De l’ambassade du ’’pays des droits de l’homme’’, les manifestants ont mis le cap sur la justice militaire. C’est elle qui a en charge le dossier. Là au moins, le président du CIM-TS, accompagné de certains membres, est reçu par le premier responsable de l’institution, Sita Sangaré et le commissaire du gouvernement Alioune Zanré.

« Nous sommes venus remettre un mémorandum récapitulatif de tout ce qui a été fait. Nous venons aussi les encourager pour le travail qui est fait depuis quelques temps. Nous espérons le procès de tout cœur », a juste dit le colonel major Bernard Sanou à sa sortie.

« Ils nous ont rassurés que le dossier avance très vite et beaucoup de choses se passent. Ils mettent tous les moyens possibles, comme il l’a dit, cela fait près de 4 ans que les juges n’ont pas pris de congés parce qu’ils sont sur beaucoup de dossiers. On est aussi là pour les encourager et leur dire, que c’est vrai que la justice est une vieille dame, mais nous qui sommes jeunes, souhaitons que ça aille plus vite.

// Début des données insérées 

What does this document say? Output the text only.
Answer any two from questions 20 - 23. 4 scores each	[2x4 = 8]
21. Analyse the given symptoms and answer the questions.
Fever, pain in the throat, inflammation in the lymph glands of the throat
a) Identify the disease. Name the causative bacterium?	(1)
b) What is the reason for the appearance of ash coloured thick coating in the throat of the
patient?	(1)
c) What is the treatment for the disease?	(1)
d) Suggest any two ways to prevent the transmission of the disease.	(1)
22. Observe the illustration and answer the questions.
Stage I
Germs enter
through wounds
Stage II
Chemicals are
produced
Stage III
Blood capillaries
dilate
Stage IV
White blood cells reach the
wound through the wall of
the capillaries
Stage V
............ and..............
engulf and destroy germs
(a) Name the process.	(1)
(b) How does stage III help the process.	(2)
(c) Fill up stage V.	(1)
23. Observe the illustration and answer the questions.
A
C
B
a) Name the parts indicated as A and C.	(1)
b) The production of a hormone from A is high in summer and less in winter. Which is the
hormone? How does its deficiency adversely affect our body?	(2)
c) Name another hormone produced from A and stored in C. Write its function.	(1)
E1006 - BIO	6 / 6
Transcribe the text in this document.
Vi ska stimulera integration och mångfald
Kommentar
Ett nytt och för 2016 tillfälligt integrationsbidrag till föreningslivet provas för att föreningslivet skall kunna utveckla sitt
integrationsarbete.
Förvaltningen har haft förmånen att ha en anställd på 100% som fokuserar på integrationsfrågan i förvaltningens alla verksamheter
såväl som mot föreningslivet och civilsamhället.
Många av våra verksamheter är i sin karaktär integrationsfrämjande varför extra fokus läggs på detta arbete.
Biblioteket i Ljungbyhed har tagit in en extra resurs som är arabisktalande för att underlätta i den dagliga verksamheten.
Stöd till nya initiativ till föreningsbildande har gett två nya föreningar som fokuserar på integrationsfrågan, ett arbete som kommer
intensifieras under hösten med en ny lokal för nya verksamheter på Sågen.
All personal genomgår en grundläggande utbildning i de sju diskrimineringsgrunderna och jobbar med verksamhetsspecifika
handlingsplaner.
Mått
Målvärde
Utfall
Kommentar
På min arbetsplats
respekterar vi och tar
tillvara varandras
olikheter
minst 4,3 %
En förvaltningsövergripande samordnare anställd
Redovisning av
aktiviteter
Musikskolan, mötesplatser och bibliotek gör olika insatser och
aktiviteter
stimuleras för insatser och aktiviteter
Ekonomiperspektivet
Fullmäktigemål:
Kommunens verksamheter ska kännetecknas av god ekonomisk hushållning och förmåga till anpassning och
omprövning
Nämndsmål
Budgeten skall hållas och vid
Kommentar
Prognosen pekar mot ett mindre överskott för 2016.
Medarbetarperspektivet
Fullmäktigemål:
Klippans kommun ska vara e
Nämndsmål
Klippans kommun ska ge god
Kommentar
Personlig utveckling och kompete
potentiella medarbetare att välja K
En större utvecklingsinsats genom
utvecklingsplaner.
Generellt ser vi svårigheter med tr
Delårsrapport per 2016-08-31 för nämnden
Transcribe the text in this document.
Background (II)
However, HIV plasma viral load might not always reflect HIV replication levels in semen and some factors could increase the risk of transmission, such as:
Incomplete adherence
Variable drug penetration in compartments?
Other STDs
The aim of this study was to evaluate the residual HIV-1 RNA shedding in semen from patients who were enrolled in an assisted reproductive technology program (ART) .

On a espoir... », a pour sa part expliqué Sams’K le Jah membre du comité.

Blaise Compaoré et Hyacinthe Kafando, les fuyards

En rappel, c’est en mars 2015 que le président de la transition Michel Kafando avait ordonné l’ouverture d’une instruction judiciaire du dossier Sankara et ses 12 compagnons d’infortune. A la date d’octobre 2016, 14 personnes ont été visées par des poursuites, après une centaine d’auditions. Ainsi, on assistait à des premiers inculpés. Le Gal Gilbert Diendéré, Gabriel Tamini(journaliste et conseiller spécial de l’ancien président Blaise Compaoré), Christophe Diébré (Colonel , signataire de l’acte de décès de Thomas Sankara avec la mention « mort naturelle »).

Par ailleurs, le juge a lancé deux mandats d’arrêt internationaux contre Blaise Compaoré et Hyacinthe Kafando.

En tout cas, en cette matinée, la justice militaire a été interpellée sur son devoir dans la manifestation de vérité et de la justice pour le président Thomas Sankara et ses 12 suppliciés. Ils ont demandé entre autres, que tous les commanditaires, exécutants et complices soient châties à la hauteur de leur forfait.

Visiblement mobilisés, déterminés et dans l’espoir d’un procès, les manifestants se sont dis au-revoir. Après bien-sur, l’exécution de l’hymne de la victoire, le Ditanyè.